Am 07.05.20 um 11:04 schrieb Nefeli Kavouras:
Ich stimme da Lennart vollkommen zu. Auch für mich steht Aufmerksamkeit und Achtsamkeit im Fokus. Man muss erkennen: Wird Fürsorge benötigt? Wie kann ich helfen? Warum fühle ich mich fürsorglich, auch wenn das Gegenüber vielleicht meine Hilfe nicht möchte? Fürsorge ist für mich zusätzlich eine private, eigene Entscheidung. Ich entscheide mich dazu, für jemanden zu sorgen – das Risiko einzugehen, besorgt zu sein. Anders als »sorgen«/»besorgt sein« ist Fürsorge für mich trotzdem weitgehend positiv konnotiert. Es impliziert eine fast schon zarte Form des Helfens und richtet sich an alle Altersklassen. Niemand kann sich dem eigentlich wirklich entziehen, was ich auch gut finde. Es ist ein Meilenstein der Menschlichkeit.
Am 07.05.20 um 13:30 schrieb Jörg Albrecht:
Okay, wir kommen da später noch mal drauf zurück, weil mich schon interessiert, wie Ihr Fürsorge nun im größeren, also strukturellen Rahmen seht. Aber vielleicht erstmal der Anlass unserer Unterhaltung: Ihr habt gemeinsam die dritte Ausgabe des WORD.-Magazins zu diesem Thema redaktionell betreut – und Du auch gestalterisch, Lennart. Bitte erzählt doch kurz, wie es zu dieser Ausgabe kam – und zum Magazin überhaupt. Lennart, Du merkst, das ist eine Steilvorlage für Dich …

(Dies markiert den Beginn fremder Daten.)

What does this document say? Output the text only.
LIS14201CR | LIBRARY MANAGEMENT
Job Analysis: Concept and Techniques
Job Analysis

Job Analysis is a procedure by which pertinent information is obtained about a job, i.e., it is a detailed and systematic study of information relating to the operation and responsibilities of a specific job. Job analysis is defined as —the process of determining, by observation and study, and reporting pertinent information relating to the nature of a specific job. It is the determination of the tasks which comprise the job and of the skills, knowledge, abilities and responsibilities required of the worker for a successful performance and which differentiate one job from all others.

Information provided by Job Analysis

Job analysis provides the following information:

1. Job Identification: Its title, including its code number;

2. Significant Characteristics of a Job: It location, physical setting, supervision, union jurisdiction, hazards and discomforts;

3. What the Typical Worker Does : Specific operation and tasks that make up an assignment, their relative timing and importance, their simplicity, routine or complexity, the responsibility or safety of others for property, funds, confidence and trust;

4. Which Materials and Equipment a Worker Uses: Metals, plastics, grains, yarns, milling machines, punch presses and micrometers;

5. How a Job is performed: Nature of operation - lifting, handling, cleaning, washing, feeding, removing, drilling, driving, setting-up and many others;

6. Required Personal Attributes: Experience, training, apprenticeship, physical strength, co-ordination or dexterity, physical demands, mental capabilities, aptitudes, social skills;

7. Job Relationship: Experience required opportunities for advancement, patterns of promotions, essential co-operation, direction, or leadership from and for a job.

Am 12.05.20 um 13:15 schrieb Lennart Lofink:
Haha, ja das stimmt. Die Ausgabe #1 erschien im Februar 2019 als Abschlussarbeit meines Designstudiums. Zu dem Zeitpunkt habe ich bereits für das CfL gearbeitet und es lag nahe, meine Leidenschaft für Gestaltung und die Fähigkeiten, die ich im Studium erlernt hatte mit der inhaltlichen Arbeit des CfL zu verbinden. Ein ans CfL angeknüpftes Magazin als Abschlussarbeit – etwas besseres konnte mir eigentlich nicht passieren.
Als Thema für die erste Ausgabe wählte ich damals den Jahresschwerpunkt »Anbauen« zu Ökologie und Bauen und hangelte mich an eingeladenen Künstler*innen und Expert*innen entlang, fragte Beiträge an, kontaktierte Verlage, interviewte Künstler*innen, Autor*innen schrieben Texte und Illustrator*innen fertigten Zeichnungen und Collagen an. Aus dem ganzen Material gestaltete ich ein Heft, ließ es in kleiner Auflage produzieren, schloss damit mein Studium erfolgreich ab und setzte mich wenig später an Ausgabe #2. Jetzt ist die #3 frisch aus dem Druck. So kann es gehen … Das Besondere an #3 ist die Finanzierung. Während #1 und #2 so gut wie aus meiner eigenen Tasche finanziert worden sind, ist die Dritte offiziell ein Projekt des Center for Literature. Das bedeutet, dass dort eine Förderung des Ministeriums für Kultur und Wissenschaft des Landes NRW greift, die die Entwicklung des Hefts finanziert. Das hat unter anderem den schönen Nebeneffekt, dass ich nicht mehr alleine bin: Nefeli hat mich in der Redaktion unterstützt, lektorierte Beiträge und – ebenfalls neu – wir leiteten gemeinsam einen Workshop an der Kunsthochschule für Medien Köln (KHM), in dem es darum ging, das Thema CARE zu diskutieren, Geschriebenes in der Gruppe zu besprechen und herauszufinden, wie Beiträge für ein Magazin entstehen. Die KHM ist nämlich ebenfalls ein Kooperationspartner in diesem Projekt.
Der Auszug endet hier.